İşin tuhaf tarafı asgari ücret pazarlığında işçi tarafının taleplerini sunması gereken Türk-İş’in de asgari ücret teklifi sunmaktan kaçınması oldu. Oysa işçi tarafı ücret pazarlığında masaya bir miktarla oturur, talep eder. Ücret pazarlığının esası budur. Asgari ücretin asıl muhatabı olan özel sektör işverenleri de bir miktar açıklamaktan kaçındı.

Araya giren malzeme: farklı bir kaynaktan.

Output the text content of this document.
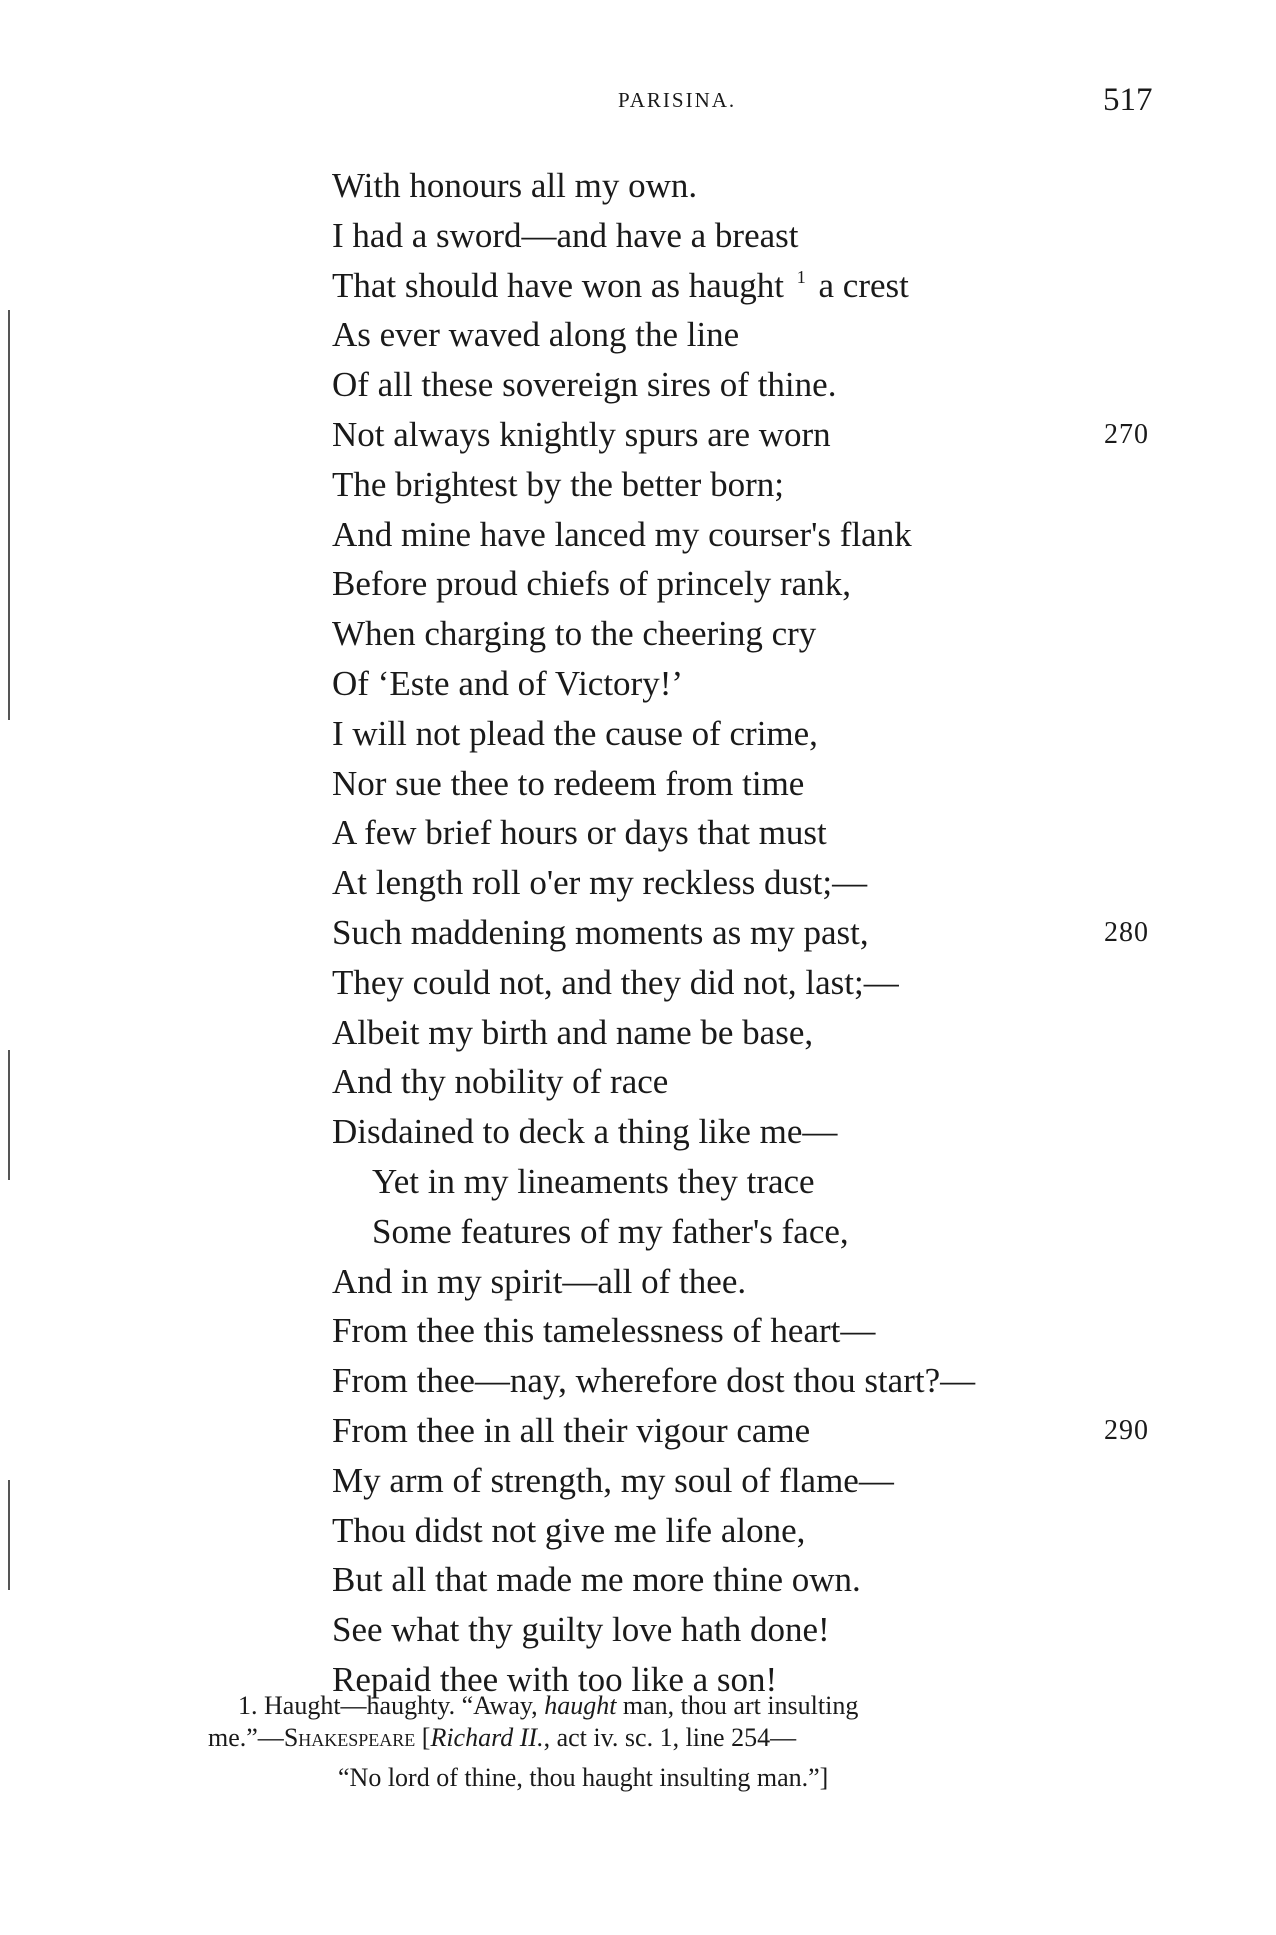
PARISINA.	517
With honours all my own.
I had a sword—and have a breast
That should have won as haught $^1$ a crest
As ever waved along the line
Of all these sovereign sires of thine.
Not always knightly spurs are worn	270
The brightest by the better born;
And mine have lanced my courser's flank
Before proud chiefs of princely rank,
When charging to the cheering cry
Of ‘Este and of Victory!’
I will not plead the cause of crime,
Nor sue thee to redeem from time
A few brief hours or days that must
At length roll o'er my reckless dust;—
Such maddening moments as my past,	280
They could not, and they did not, last;—
Albeit my birth and name be base,
And thy nobility of race
Disdained to deck a thing like me—
Yet in my lineaments they trace
Some features of my father's face,
And in my spirit—all of thee.
From thee this tamelessness of heart—
From thee—nay, wherefore dost thou start?—
From thee in all their vigour came	290
My arm of strength, my soul of flame—
Thou didst not give me life alone,
But all that made me more thine own.
See what thy guilty love hath done!
Repaid thee with too like a son!
1. Haught—haughty. “Away, haught man, thou art insulting
me.”—Shakespeare [Richard II., act iv. sc. 1, line 254—
“No lord of thine, thou haught insulting man.”]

Aslında Komisyon göstermelik! Komisyon karar vermeyecek. Asgari ücret miktarına hükümet karar verecek. Bu karar siyasi bir karar olacak. Hükümet yanına işveren temsilcilerini de alarak kağıt üzerinde çoğunluğu sağlayacak. Formalite tamamlanacak. Komisyon üyeleri asgari ücrete karar vermeyecek tersine saptanan asgari ücret onlara tebliğ edilecek. Komisyon artık bir mizansendir. İyisi mi işçi tarafı artık bu mizansende yer almamalıdır.

TÜRK-İŞ KARARA KATILMAYACAK

Komisyonda işçi tarafını temsil eden Türk-İş görülmedik biçimde asgari ücret teklifi açıklamaktan kaçındı. Nihayet kamuoyunda yükselen tepki ve işçilerdeki beklentiye daha fazla direnemeyen Türk-İş yönetimi üçüncü toplantının ardından asgari ücret teklifini kamuoyu ile paylaştı.

Türk-İş Genel Başkanı Atalay açıklamasında ”2025 yılında asgari ücret rakamının 29 bin 583 TL olmasını talep ediyoruz. Asgari ücret tespit komisyonuna önerimiz asgari ücretin yüzde 45, enflasyon oranı üzerine refah payı eklenerek zam yapılmasıdır. Yüzde 20 refah payı eklenmesi durumunda asgari ücretin 29 bin 583 TL olmaktadır” dedi.

Türk-İş CHP’nin önerisine benzer biçimde 30 bin lira civarında bir asgari ücret talebi açıkladı. Geç oldu, güç oldu ama sonunda bir miktar telaffuz ettiler. En baştan olması gereken buydu. Keşke bunu çok daha önce açıklasalardı ve kamuoyu oluştursalardı. Üçüncü toplantının bitiminden sonra ve hükümetin zam miktarı şekillenmişken epey geç bir açıklama yapmış oldular.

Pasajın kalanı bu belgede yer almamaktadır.